ASTANA – The captivating Argentine tango is stealing the hearts of social dancers, offering an excellent alternative to traditional ways of socialising during the capital’s long, freezing winters.
The history of the tango is fascinating and complex. The sensual dance originated approximately 150 years ago in the lower-class districts of Buenos Aires and Montevideo. Its evolution has led to its international spread, making tango music one of the world’s greatest genres.
The history of the dance in the city began in 2013 when Bulat Kurmangaliev, a former lawyer, and Saltanat Adilshaikhova, a former accountant, abandoned their successful careers, moved to the capital and founded Tango Academy, the city’s first tango school. The couple, with almost a decade of experience and training from famous dancers like Sebastian Arce, Julio Balmaceda, Corina de la Rosa and Mariano Chicho Frumboli, began by giving private dance classes in a rented apartment. With only a few followers, the world’s second coldest capital did not appear to be a culture particularly receptive to passionate, expressive art forms. In just a few years, however, the tango culture has caught on and evolved into several schools with a growing number of supporters.
“The reason why tango is popular in the modern world is quite obvious. We live in a digital age where most of our communication happens online without real physical contact. But an interpersonal [world], tactile touch is a fundamental value of human nature. Many of us don’t get to have it in our everyday lives. Apart from its aesthetics, the tango is a tool for many dancers to feel comforted and embrace their sensuality,” said Kurmangaliev.
Argentine tango is a regulated social dance with strict rules of conduct. Codigos, or tango dance etiquette, has been developed through many years to create an optimal dance experience at milongas, or tango dance parties. The rules are aimed to maximise choice, freedom and pleasure from dancing while avoiding embarrassment and awkward and unsafe situations on the dance floor.
“The tango was born in a seaport, where there was an abundance of working-class men and scarcity of women. To win women’s attention, men danced the tango. Quite often, those dance gatherings got rowdy and ended in fights. Later, the government of Buenos Aires introduced regulations, rules that defined ways of inviting a woman to dance, agreeing or rejecting the invitation and keeping a distance on a dance floor to avoid collision with another pair,” said Kurmangaliev.

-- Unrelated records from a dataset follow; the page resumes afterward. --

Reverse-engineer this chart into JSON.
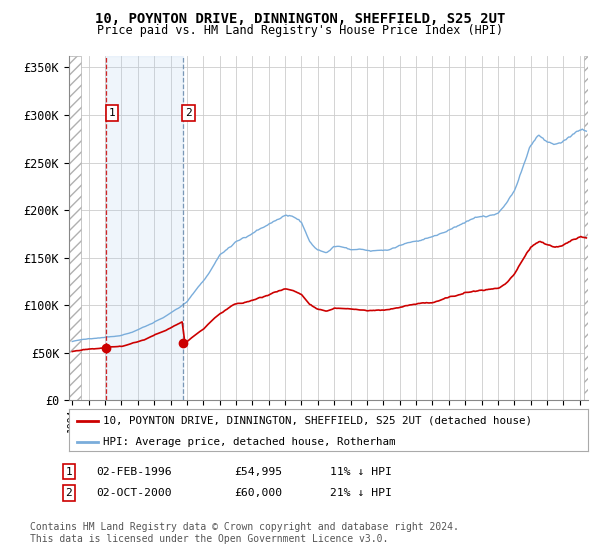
{
  "title": "10, POYNTON DRIVE, DINNINGTON, SHEFFIELD, S25 2UT",
  "subtitle": "Price paid vs. HM Land Registry's House Price Index (HPI)",
  "ylim": [
    0,
    360000
  ],
  "yticks": [
    0,
    50000,
    100000,
    150000,
    200000,
    250000,
    300000,
    350000
  ],
  "ytick_labels": [
    "£0",
    "£50K",
    "£100K",
    "£150K",
    "£200K",
    "£250K",
    "£300K",
    "£350K"
  ],
  "xlim_start": 1993.8,
  "xlim_end": 2025.5,
  "hpi_color": "#7aaddb",
  "price_color": "#cc0000",
  "sale1_year": 1996.085,
  "sale1_price": 54995,
  "sale2_year": 2000.75,
  "sale2_price": 60000,
  "sale1_label": "1",
  "sale2_label": "2",
  "legend_price_label": "10, POYNTON DRIVE, DINNINGTON, SHEFFIELD, S25 2UT (detached house)",
  "legend_hpi_label": "HPI: Average price, detached house, Rotherham",
  "footnote": "Contains HM Land Registry data © Crown copyright and database right 2024.\nThis data is licensed under the Open Government Licence v3.0.",
  "background_color": "#ffffff",
  "grid_color": "#cccccc",
  "hpi_base_1994": 62000,
  "price_base_1994": 55000,
  "sale1_discount": 0.89,
  "sale2_discount": 0.79
}
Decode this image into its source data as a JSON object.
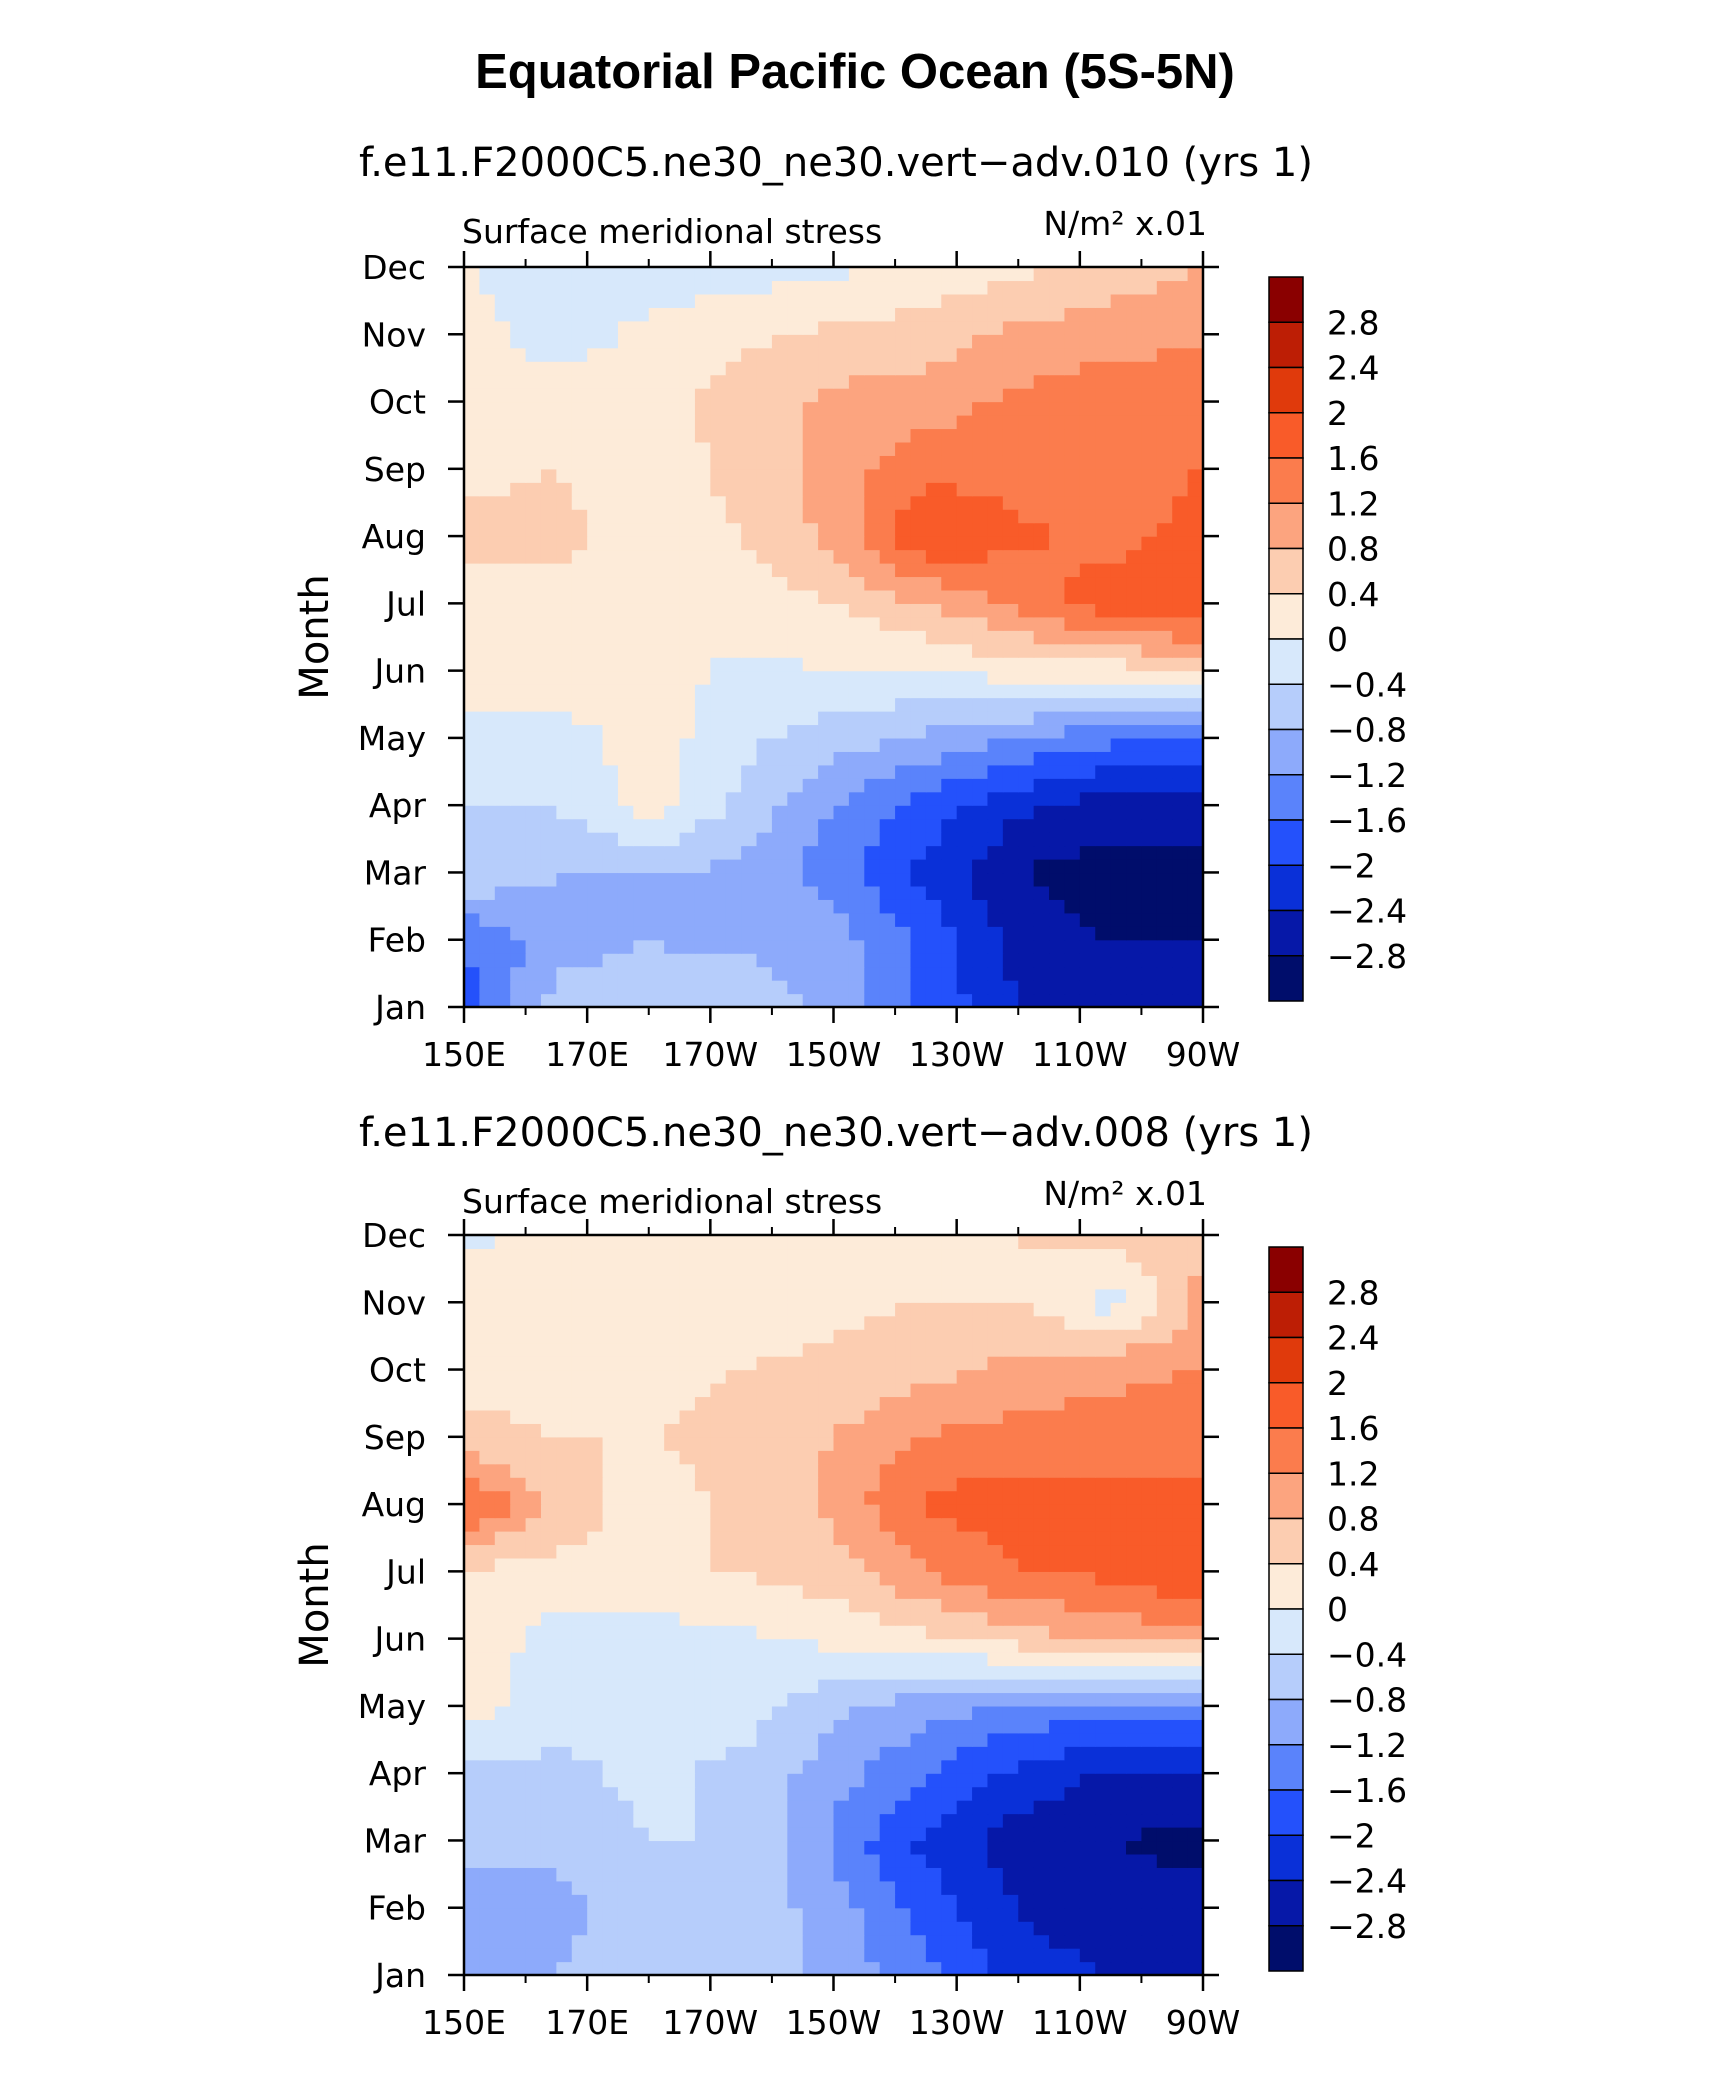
{
  "title": "Equatorial Pacific Ocean (5S-5N)",
  "chart_data": [
    {
      "type": "heatmap",
      "title": "f.e11.F2000C5.ne30_ne30.vert−adv.010 (yrs 1)",
      "subtitle": "Surface meridional stress",
      "units": "N/m² x.01",
      "ylabel": "Month",
      "x_ticks": [
        "150E",
        "170E",
        "170W",
        "150W",
        "130W",
        "110W",
        "90W"
      ],
      "y_ticks": [
        "Jan",
        "Feb",
        "Mar",
        "Apr",
        "May",
        "Jun",
        "Jul",
        "Aug",
        "Sep",
        "Oct",
        "Nov",
        "Dec"
      ],
      "colorbar_labels": [
        "2.8",
        "2.4",
        "2",
        "1.6",
        "1.2",
        "0.8",
        "0.4",
        "0",
        "−0.4",
        "−0.8",
        "−1.2",
        "−1.6",
        "−2",
        "−2.4",
        "−2.8"
      ],
      "field": {
        "lon": [
          150,
          165,
          180,
          195,
          210,
          225,
          240,
          255,
          270
        ],
        "month": [
          "Jan",
          "Feb",
          "Mar",
          "Apr",
          "May",
          "Jun",
          "Jul",
          "Aug",
          "Sep",
          "Oct",
          "Nov",
          "Dec"
        ],
        "values": [
          [
            -1.8,
            -0.6,
            -0.6,
            -0.5,
            -0.9,
            -1.7,
            -2.4,
            -2.6,
            -2.6
          ],
          [
            -1.6,
            -1.0,
            -0.8,
            -0.9,
            -1.0,
            -1.7,
            -2.6,
            -2.8,
            -2.8
          ],
          [
            -0.4,
            -0.8,
            -0.8,
            -0.9,
            -1.4,
            -2.1,
            -2.8,
            -3.0,
            -3.0
          ],
          [
            -0.4,
            -0.4,
            0.2,
            -0.5,
            -1.2,
            -1.8,
            -2.3,
            -2.6,
            -2.6
          ],
          [
            -0.2,
            -0.2,
            0.2,
            -0.3,
            -0.6,
            -0.9,
            -1.2,
            -1.5,
            -1.5
          ],
          [
            0.2,
            0.3,
            0.2,
            -0.1,
            0.0,
            0.0,
            0.2,
            0.2,
            0.5
          ],
          [
            0.2,
            0.3,
            0.2,
            0.2,
            0.4,
            0.8,
            1.3,
            1.9,
            2.0
          ],
          [
            0.5,
            0.5,
            0.2,
            0.4,
            0.9,
            2.0,
            1.7,
            1.4,
            1.8
          ],
          [
            0.3,
            0.4,
            0.2,
            0.5,
            1.0,
            1.5,
            1.4,
            1.4,
            1.6
          ],
          [
            0.3,
            0.2,
            0.2,
            0.6,
            0.9,
            1.0,
            1.3,
            1.5,
            1.6
          ],
          [
            0.2,
            -0.2,
            0.1,
            0.3,
            0.5,
            0.6,
            0.9,
            1.0,
            1.1
          ],
          [
            0.0,
            -0.2,
            -0.2,
            -0.2,
            -0.1,
            0.1,
            0.3,
            0.6,
            0.8
          ]
        ]
      }
    },
    {
      "type": "heatmap",
      "title": "f.e11.F2000C5.ne30_ne30.vert−adv.008 (yrs 1)",
      "subtitle": "Surface meridional stress",
      "units": "N/m² x.01",
      "ylabel": "Month",
      "x_ticks": [
        "150E",
        "170E",
        "170W",
        "150W",
        "130W",
        "110W",
        "90W"
      ],
      "y_ticks": [
        "Jan",
        "Feb",
        "Mar",
        "Apr",
        "May",
        "Jun",
        "Jul",
        "Aug",
        "Sep",
        "Oct",
        "Nov",
        "Dec"
      ],
      "colorbar_labels": [
        "2.8",
        "2.4",
        "2",
        "1.6",
        "1.2",
        "0.8",
        "0.4",
        "0",
        "−0.4",
        "−0.8",
        "−1.2",
        "−1.6",
        "−2",
        "−2.4",
        "−2.8"
      ],
      "field": {
        "lon": [
          150,
          165,
          180,
          195,
          210,
          225,
          240,
          255,
          270
        ],
        "month": [
          "Jan",
          "Feb",
          "Mar",
          "Apr",
          "May",
          "Jun",
          "Jul",
          "Aug",
          "Sep",
          "Oct",
          "Nov",
          "Dec"
        ],
        "values": [
          [
            -1.1,
            -0.8,
            -0.6,
            -0.6,
            -0.9,
            -1.5,
            -2.2,
            -2.4,
            -2.4
          ],
          [
            -1.2,
            -0.9,
            -0.6,
            -0.5,
            -1.0,
            -1.8,
            -2.4,
            -2.7,
            -2.7
          ],
          [
            -0.6,
            -0.7,
            -0.4,
            -0.4,
            -1.3,
            -2.1,
            -2.6,
            -2.8,
            -2.9
          ],
          [
            -0.6,
            -0.5,
            -0.3,
            -0.5,
            -1.0,
            -1.6,
            -2.1,
            -2.5,
            -2.5
          ],
          [
            0.2,
            -0.2,
            -0.4,
            -0.2,
            -0.7,
            -1.0,
            -1.3,
            -1.4,
            -1.4
          ],
          [
            0.3,
            -0.2,
            -0.2,
            -0.1,
            0.1,
            0.3,
            0.6,
            0.9,
            1.0
          ],
          [
            0.3,
            0.3,
            0.4,
            0.4,
            0.6,
            1.2,
            1.6,
            1.7,
            2.0
          ],
          [
            1.8,
            0.6,
            0.2,
            0.5,
            0.9,
            1.7,
            1.8,
            1.7,
            1.7
          ],
          [
            0.5,
            0.4,
            0.4,
            0.5,
            0.8,
            1.2,
            1.4,
            1.4,
            1.5
          ],
          [
            0.3,
            0.3,
            0.3,
            0.4,
            0.5,
            0.7,
            0.9,
            1.1,
            1.2
          ],
          [
            0.3,
            0.3,
            0.3,
            0.2,
            0.3,
            0.4,
            0.4,
            -0.2,
            0.9
          ],
          [
            -0.1,
            0.1,
            0.2,
            0.1,
            0.2,
            0.3,
            0.4,
            0.6,
            0.8
          ]
        ]
      }
    }
  ],
  "colorbar_colors": [
    "#8a0000",
    "#bd1e05",
    "#e03a0c",
    "#f95b29",
    "#fb7c4d",
    "#fca47f",
    "#fccdb1",
    "#fdebd9",
    "#d7e8fb",
    "#b6cdfb",
    "#8daafb",
    "#5a83fb",
    "#2451fb",
    "#0a30d8",
    "#0618a8",
    "#000d6b"
  ]
}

Cabeceo is, perhaps, one of the most important codes. It is the way people invite and agree to dance together, a system of mutual respect and tactfulness. A gentleman invites a lady from a relative distance by catching her eye and nodding. If a woman accepts the invitation, she nods back. If the woman does not want to be invited, she subtly looks away. This ensures women are not dancing out of obligation and men are not having their advances rejected or feelings hurt. Inviting a follower verbally at her table in the traditional milongas is considered an encroachment and is often rejected.
Argentine tango has a variety of dance styles developed in response to many cultural elements. Tango Vals is danced to waltz music in a smooth, continuous and flowing movement. Tango Milonguero is a style with a close embrace. Tango Nuevo is the new age dance. Tango Salon was danced throughout the Golden Era of Argentine Tango in the mid-1930s to early 1950s, when milongas were held in large venues accompanied by full orchestras.
Music in a milonga is set up in tandas (sets of three or four songs played by one orchestra) and cortinas (non-tango bits of songs played between tandas). The cortina signals the end of the tanda and is the time for gentlemen to escort their partners to their seats.
Kurmangaliev and Adilshaikhova moved to Argentina two months ago and currently live, work and teach tango in Buenos Aires. The community of devoted tango dancers they built in their native capital continues to practice and attend weekly milongas.
Ukraine natives Oleksii and Anna Tymchenko opened Estudio de Tango 348, another school in the city which is receiving acclaim among novice dancers. The pair also hosts Sunday milongas, bringing the entire community of dancers together.
Oleksii Tymchenko, an architect by day and tango instructor year-round, recalled the way the couple was introduced to the dance.
“We started dancing tango more than five years ago. Ines Nikolulias, a professional dancer who had lived and worked in Buenos Aires, opened the world of tango for us. We were fascinated and still are. For us, tango is like a second life or even our first life, because when it captivates you, you start living in it. You start walking in tango steps. Even when you buy new clothes, you first think, ‘can I wear this to a milonga,’” he said.
“Argentine tango happens only when a leading partner leads and a follower follows. This is when harmony and unity are achieved. You don’t dance Argentine tango for the public eye. It is a dance for two,” he added.